Según los defensores de esta técnica, los preparados homeopáticos no tendrían ningún tipo de efecto secundario ni riesgo de sobredosis. O bien la primera ley de la farmacología es un mero ripio o, de ser cierta, caben dos opciones: que la solución homeopática sea capaz de curar (en cuyo caso debe tener efectos secundarios) o que no tenga el menor inconveniente (en cuyo caso debe ser perfectamente inútil en lo terapéutico).

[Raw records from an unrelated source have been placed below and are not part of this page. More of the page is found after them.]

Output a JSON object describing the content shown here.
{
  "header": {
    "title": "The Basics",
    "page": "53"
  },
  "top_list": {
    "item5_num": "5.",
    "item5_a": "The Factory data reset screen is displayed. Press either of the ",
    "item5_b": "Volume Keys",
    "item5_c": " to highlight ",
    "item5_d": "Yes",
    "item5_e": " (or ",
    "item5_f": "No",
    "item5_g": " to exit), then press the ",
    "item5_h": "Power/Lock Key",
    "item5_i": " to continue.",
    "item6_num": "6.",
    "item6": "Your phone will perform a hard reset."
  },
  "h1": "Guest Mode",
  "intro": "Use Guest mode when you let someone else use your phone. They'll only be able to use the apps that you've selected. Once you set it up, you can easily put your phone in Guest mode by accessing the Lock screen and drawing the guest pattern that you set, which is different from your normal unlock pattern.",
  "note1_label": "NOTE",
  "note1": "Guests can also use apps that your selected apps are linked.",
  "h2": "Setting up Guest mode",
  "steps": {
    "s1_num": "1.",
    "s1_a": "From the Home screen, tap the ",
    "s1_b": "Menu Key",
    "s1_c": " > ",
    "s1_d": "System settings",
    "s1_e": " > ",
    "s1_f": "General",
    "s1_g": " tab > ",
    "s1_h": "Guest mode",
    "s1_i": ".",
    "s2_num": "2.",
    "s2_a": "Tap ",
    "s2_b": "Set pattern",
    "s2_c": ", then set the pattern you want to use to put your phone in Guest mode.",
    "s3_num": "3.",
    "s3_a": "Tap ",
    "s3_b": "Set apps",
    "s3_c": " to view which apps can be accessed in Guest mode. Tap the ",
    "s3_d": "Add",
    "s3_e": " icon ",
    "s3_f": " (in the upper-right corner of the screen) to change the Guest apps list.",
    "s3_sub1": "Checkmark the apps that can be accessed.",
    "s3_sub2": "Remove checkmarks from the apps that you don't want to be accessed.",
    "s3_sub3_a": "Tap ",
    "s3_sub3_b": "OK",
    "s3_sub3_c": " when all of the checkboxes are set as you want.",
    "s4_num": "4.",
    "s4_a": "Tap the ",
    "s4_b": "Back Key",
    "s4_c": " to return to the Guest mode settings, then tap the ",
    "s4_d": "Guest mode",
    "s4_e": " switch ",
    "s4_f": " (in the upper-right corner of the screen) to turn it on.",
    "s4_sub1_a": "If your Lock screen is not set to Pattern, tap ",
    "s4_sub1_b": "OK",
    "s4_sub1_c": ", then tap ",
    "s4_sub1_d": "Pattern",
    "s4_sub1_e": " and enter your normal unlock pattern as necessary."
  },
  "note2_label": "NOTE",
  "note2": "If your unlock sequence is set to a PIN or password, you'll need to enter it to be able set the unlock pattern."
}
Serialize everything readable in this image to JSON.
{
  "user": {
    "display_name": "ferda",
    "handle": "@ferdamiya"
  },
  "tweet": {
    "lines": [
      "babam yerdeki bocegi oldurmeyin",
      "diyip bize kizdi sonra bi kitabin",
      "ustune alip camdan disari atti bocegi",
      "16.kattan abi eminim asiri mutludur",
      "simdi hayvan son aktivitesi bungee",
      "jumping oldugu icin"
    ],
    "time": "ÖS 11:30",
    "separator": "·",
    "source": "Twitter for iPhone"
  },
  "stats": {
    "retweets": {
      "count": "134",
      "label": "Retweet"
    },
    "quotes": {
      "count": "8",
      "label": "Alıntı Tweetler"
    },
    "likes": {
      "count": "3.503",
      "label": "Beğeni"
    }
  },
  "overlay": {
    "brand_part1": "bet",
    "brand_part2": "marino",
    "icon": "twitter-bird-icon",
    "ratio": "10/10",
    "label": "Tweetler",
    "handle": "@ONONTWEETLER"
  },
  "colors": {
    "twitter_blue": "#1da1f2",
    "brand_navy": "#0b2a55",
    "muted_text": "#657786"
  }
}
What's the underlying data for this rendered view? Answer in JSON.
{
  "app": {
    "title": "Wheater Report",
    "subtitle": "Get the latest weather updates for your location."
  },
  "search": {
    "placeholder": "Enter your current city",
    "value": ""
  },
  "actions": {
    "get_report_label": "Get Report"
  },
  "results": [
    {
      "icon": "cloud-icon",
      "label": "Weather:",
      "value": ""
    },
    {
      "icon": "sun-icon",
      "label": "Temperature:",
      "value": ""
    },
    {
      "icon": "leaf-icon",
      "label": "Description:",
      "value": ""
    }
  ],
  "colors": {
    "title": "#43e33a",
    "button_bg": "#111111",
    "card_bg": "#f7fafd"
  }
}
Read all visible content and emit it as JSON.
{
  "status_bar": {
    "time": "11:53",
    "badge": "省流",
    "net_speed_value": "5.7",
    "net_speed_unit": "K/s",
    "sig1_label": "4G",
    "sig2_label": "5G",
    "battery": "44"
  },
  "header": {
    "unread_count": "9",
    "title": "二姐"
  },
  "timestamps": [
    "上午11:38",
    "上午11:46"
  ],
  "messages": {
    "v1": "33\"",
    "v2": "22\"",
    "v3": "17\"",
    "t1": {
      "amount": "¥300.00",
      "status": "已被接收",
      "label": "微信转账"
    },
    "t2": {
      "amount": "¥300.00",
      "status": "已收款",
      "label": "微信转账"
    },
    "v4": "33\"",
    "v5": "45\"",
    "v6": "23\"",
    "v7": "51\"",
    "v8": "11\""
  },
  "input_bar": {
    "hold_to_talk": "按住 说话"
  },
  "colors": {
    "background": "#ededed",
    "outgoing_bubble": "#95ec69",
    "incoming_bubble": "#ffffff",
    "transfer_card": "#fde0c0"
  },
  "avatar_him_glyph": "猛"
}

Puede que futuros hallazgos terminen por demostrar sin dudas que el psicoanálisis o las píldoras homeopáticas no son más que simples placebos. Desde el punto de vista del paciente, cabe decir: «¿Y qué? ¿Qué me importa si resulta que me ayudan?». Si acaso, el problema ético o filosófico se traslada al investigador (divulgar o no un descubrimiento que arruina la necesaria ignorancia del paciente para que la respuesta placebo le ayude) y al terapeuta (dos pilares de su compromiso con el paciente: auxiliarle e informarle, se vuelven incompatibles).

O puede que nunca lleguemos a conocer todos los matices de esta peculiar comunicación entre mente y cuerpo, entre ciencia y creencia.